L'affiche de "Kompromat"

L’action se déroule en 2017 en Sibérie. Mathieu Roussel (Gilles Lellouche) dirige une antenne de l’Alliance française. Parmi les activités de cet organisme culturel, Roussel propose un soir un spectacle de ballet. Lorsque les deux danseurs miment un baiser, un murmure de désapprobation parcourt la salle, remplie de hauts dignitaires russes… Peu de temps après, le ressortissant français est arrêté chez lui et emmené en prison. Motif officiel de son arrestation : il serait un dangereux pédopornographe. En réalité, Roussel est victime d’un "kompromat", un dossier à charge monté de toutes pièces par les services secrets russes.
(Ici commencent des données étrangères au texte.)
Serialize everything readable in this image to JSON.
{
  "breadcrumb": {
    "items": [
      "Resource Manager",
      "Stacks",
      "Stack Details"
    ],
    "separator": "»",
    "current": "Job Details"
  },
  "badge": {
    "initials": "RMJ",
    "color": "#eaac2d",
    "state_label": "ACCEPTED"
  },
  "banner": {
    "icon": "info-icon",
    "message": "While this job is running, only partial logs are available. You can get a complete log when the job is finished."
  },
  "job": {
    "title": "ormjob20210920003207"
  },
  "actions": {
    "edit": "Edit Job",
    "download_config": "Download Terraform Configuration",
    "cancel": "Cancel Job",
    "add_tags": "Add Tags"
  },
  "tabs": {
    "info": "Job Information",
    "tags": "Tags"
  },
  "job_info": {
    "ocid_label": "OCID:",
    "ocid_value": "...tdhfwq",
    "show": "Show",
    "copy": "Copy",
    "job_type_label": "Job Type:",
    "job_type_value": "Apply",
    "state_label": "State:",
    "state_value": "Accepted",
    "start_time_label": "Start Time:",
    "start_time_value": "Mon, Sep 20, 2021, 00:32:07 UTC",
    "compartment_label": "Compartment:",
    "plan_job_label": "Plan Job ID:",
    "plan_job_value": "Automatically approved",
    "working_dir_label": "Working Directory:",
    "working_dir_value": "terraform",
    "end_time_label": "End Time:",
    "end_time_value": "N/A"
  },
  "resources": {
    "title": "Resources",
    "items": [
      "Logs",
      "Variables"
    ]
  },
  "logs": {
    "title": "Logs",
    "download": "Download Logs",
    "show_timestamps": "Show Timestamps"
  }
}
Pour bâtir ce thriller politique, Jérôme Salle ("Largo Winch", "L’Odyssée" sur le Commandant Cousteau) s’est librement inspiré de faits réels. La première partie du film, qui décrit la machination qui s’abat sur cet inoffensif fonctionnaire français, est intéressante car bien documentée. La deuxième l’est hélas beaucoup moins, car le film se transforme alors en une course-poursuite qui lorgne un peu trop vers les thrillers anglo-saxons (la série " Jason Bourne " avec Matt Damon n’a pas fini de faire des petits…) L’originalité initiale du projet se délite, et "Kompromat" souffre alors d’invraisemblances trop manifestes pour encore convaincre.